Es ist bereits darauf hingewiesen worden, daß dieser große Apparat, die Deutsche Bundespost, bisher ohne jede parlamentarische Kontrolle arbeitet. Wir haben hier nur einmal im Jahr, nämlich bei der Genehmigung des Ministergehaltes, Gelegenheit, grundsätzlich etwas zur Deutschen Bundespost zu sagen. Das ist sehr wenig. Es ist klar, daß bei einer solchen Gelegenheit nicht alles vorgetragen werden kann, was zur Verwaltung der Bundespost zu sagen ist. Das gehört vielleicht auch gar nicht alles hierher. Dazu muß ein Verwaltungsrat dasein, der über diese Dinge berät und beschließt.
Aber gerade über die Frage, ob der Verwaltungsrat zu beraten und zu beschließen hat, bestehen bisher noch sehr große Meinungsverschiedenheiten. Ich muß feststellen, daß wir uns mit dem Herrn Bundespostminister noch lange nicht einig sind. Wir brauchen uns nur einmal seine Ausführungen vor Augen zu halten, die er am 16. März dieses Jahres anläßlich der Präsidentenkonferenz in Bad Reichenhall gemacht hat. Dort hat er gesagt:
Sieht nun das neue Postverwaltungsgesetz einen Verwaltungsrat nach bewährtem Muster vor — und die Gründe zu seiner Wiedereinführung sind genau die gleichen wie 1924 —, so wird er kaum die legislativen Funktionen auszuüben vermögen wie der alte Verwaltungsrat. Oder dem Minister müßten Zuständigkeiten zuerkannt werden, die mindestens einen Teil der Vollmachten des Verwaltungsrates aufheben könnten.
Das ist bis heute die Meinung im Bundespostministerium über das kommende Verwaltungsgesetz und über die Funktionen des Verwaltungsrates. Deswegen ist es unbedingt notwendig, daß wir gleich zu Beginn der Beratungen wissen, wie wir uns dazu einzustellen haben.
An einer anderen Stelle seiner Rede hat der Herr Minister gesagt:
Ich kann dabei nur am Rande darauf hinweisen, wie sehr uns die Frage nach der Zusammensetzung des Verwaltungsrates mitten in die heißen sozialen und sozialrechtlichen Kämpfe unserer Zeit hineinstellt.
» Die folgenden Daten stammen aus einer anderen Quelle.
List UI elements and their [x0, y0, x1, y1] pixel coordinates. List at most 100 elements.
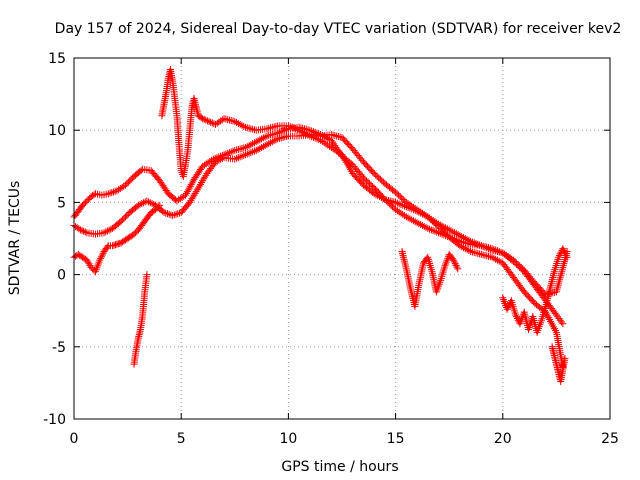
data-point [234, 154, 242, 162]
data-point [415, 208, 423, 216]
data-point [172, 210, 180, 218]
data-point [243, 150, 251, 158]
data-point [200, 161, 208, 169]
data-point [506, 254, 514, 262]
x-tick-label: 0 [70, 431, 79, 447]
data-point [404, 203, 412, 211]
data-point [433, 228, 441, 236]
data-point [377, 194, 385, 202]
data-point [275, 128, 283, 136]
data-point [322, 140, 330, 148]
data-point [465, 247, 473, 255]
data-point [143, 197, 151, 205]
data-point [418, 222, 426, 230]
data-point [127, 175, 135, 183]
series-track-f [398, 247, 462, 310]
data-point [83, 197, 91, 205]
x-tick-label: 20 [494, 431, 512, 447]
data-point [240, 122, 248, 130]
data-point [492, 255, 500, 263]
data-point [187, 181, 195, 189]
data-point [502, 251, 510, 259]
data-point [372, 191, 380, 199]
data-point [80, 200, 88, 208]
data-point [417, 221, 425, 229]
data-point [227, 148, 235, 156]
data-point [452, 230, 460, 238]
data-point [318, 138, 326, 146]
data-point [516, 262, 524, 270]
data-point [399, 201, 407, 209]
data-point [505, 302, 513, 310]
data-point [486, 245, 494, 253]
data-point [512, 311, 520, 319]
data-point [202, 160, 210, 168]
data-point [213, 157, 221, 165]
data-point [256, 136, 264, 144]
data-point [103, 227, 111, 235]
data-point [395, 208, 403, 216]
data-point [174, 210, 182, 218]
data-point [134, 201, 142, 209]
data-point [250, 139, 258, 147]
data-point [375, 174, 383, 182]
data-point [198, 179, 206, 187]
data-point [431, 220, 439, 228]
data-point [409, 217, 417, 225]
data-point [148, 200, 156, 208]
data-point [126, 177, 134, 185]
data-point [369, 168, 377, 176]
data-point [279, 127, 287, 135]
data-point [325, 142, 333, 150]
data-point [272, 136, 280, 144]
data-point [169, 211, 177, 219]
data-point [190, 191, 198, 199]
data-point [454, 231, 462, 239]
data-point [397, 201, 405, 209]
data-point [495, 257, 503, 265]
data-point [265, 140, 273, 148]
data-point [163, 210, 171, 218]
data-point [306, 132, 314, 140]
data-point [277, 128, 285, 136]
data-point [490, 254, 498, 262]
data-point [483, 244, 491, 252]
data-point [561, 248, 569, 256]
data-point [447, 227, 455, 235]
data-point [468, 238, 476, 246]
data-point [245, 142, 253, 150]
data-point [562, 252, 570, 260]
data-point [131, 229, 139, 237]
data-point [555, 253, 563, 261]
data-point [79, 201, 87, 209]
data-point [398, 194, 406, 202]
data-point [200, 175, 208, 183]
data-point [145, 198, 153, 206]
data-point [89, 265, 97, 273]
y-axis-label: SDTVAR / TECUs [7, 181, 23, 296]
data-point [261, 133, 269, 141]
data-point [439, 227, 447, 235]
data-point [563, 253, 571, 261]
data-point [442, 230, 450, 238]
data-point [292, 125, 300, 133]
data-point [231, 155, 239, 163]
data-point [459, 234, 467, 242]
data-point [428, 217, 436, 225]
data-point [451, 260, 459, 268]
data-point [243, 143, 251, 151]
data-point [186, 182, 194, 190]
data-point [399, 210, 407, 218]
data-point [477, 242, 485, 250]
data-point [78, 227, 86, 235]
data-point [481, 243, 489, 251]
data-point [372, 171, 380, 179]
series-track-b [70, 131, 571, 299]
data-point [284, 122, 292, 130]
data-point [309, 133, 317, 141]
data-point [153, 204, 161, 212]
data-point [454, 265, 462, 273]
data-point [501, 250, 509, 258]
data-point [476, 241, 484, 249]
Sicherlich werden anwesend sein müssen der Bundestag, der Bundesrat, ein Vertreter des Bundesministers der Finanzen, ein Vertreter des Bundesministers für Wirtschaft, Vertreter der Wirtschaft, Vertreter des Personals der Deutschen Bundespost.
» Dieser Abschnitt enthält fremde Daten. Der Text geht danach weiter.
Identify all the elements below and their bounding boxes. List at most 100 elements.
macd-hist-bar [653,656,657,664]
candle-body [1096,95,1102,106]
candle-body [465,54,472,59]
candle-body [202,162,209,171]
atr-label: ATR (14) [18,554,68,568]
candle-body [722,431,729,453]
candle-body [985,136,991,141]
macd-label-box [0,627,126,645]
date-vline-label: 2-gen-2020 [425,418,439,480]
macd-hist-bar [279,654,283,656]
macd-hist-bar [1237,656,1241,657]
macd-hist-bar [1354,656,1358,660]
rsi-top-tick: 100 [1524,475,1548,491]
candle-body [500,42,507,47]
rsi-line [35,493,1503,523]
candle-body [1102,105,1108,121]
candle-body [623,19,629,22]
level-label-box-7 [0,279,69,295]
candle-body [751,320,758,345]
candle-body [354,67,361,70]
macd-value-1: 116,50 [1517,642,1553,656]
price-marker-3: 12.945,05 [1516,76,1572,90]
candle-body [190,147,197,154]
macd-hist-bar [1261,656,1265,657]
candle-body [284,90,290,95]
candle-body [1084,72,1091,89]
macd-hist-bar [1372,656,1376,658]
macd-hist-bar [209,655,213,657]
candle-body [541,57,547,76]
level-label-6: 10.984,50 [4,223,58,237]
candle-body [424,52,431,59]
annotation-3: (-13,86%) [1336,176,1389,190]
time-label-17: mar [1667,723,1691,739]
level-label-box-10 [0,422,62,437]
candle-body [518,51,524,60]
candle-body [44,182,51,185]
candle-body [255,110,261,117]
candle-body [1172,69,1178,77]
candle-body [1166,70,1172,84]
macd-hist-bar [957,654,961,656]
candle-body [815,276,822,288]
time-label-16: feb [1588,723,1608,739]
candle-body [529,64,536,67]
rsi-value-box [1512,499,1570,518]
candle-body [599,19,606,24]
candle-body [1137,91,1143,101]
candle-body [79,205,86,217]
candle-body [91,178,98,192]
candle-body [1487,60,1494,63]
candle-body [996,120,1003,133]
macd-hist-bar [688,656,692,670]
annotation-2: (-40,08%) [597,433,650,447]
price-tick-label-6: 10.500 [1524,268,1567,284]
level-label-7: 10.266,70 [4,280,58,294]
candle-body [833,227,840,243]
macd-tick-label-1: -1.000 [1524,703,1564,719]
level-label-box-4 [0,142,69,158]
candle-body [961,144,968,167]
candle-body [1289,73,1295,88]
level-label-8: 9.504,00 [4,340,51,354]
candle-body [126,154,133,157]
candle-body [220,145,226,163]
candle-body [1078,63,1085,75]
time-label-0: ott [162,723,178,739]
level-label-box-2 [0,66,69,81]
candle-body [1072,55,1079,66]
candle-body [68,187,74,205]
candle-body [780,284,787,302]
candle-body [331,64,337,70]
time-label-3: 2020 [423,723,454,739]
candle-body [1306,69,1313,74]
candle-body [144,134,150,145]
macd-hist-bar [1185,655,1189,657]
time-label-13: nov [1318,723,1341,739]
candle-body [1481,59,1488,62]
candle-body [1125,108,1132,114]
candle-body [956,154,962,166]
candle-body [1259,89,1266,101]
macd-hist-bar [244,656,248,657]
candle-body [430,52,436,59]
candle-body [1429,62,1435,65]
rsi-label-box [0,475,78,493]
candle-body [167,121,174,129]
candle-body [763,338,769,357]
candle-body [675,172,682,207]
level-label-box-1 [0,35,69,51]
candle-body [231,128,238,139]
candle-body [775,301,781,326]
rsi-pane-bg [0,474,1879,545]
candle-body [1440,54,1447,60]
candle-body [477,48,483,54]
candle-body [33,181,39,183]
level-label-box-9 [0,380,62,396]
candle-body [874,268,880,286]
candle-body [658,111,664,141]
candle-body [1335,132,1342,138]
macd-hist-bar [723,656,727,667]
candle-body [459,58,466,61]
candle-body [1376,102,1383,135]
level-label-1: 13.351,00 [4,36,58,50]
Und nun kommt ein wichtiger Satz, der uns einigermaßen zu denken gibt und über den wir in den Verhandlungen Klarheit schaffen müssen. Der Bundespostminister sagt nach einigen weiteren
Ausführungen in bezug auf das Mitbestimmungsrecht:
Und wahrscheinlich ist gerade die Post das
Unternehmen, das betriebsfremder Vertreter
im Verwaltungsrat am besten entraten könnte. Ohne heute schon näher auf die Einzelheiten eingehen zu wollen, möchte ich darauf hinweisen, daß wir hier mit dem Herrn Bundespostminister nicht einig gehen. Wir sind der Meinung, daß der Verwaltungsrat ein echter Verwaltungsrat mit Beschlußvollmachten sein muß. Wir sind auch der Meinung, daß dem Personal im Verwaltungsrat eine Stellung eingeräumt werden muß, die der gewerkschaftlichen Forderung auf das Mitbestimmungsrecht entspricht.
Etwas unklar ist uns, was der Herr Minister unter betriebsfremden Vertretern versteht. Er kann doch wohl nicht die Gewerkschaftsvertreter als betriebsfremd bezeichnen wollen und gleichzeitig die Vertreter der Wirtschaft als zum Betrieb gehörig hinstellen wollen.
Sie sehen also, es gibt manches, was wir hier noch klarstellen müssen, bevor das Gesetz endgültig an das Haus zurückkommt.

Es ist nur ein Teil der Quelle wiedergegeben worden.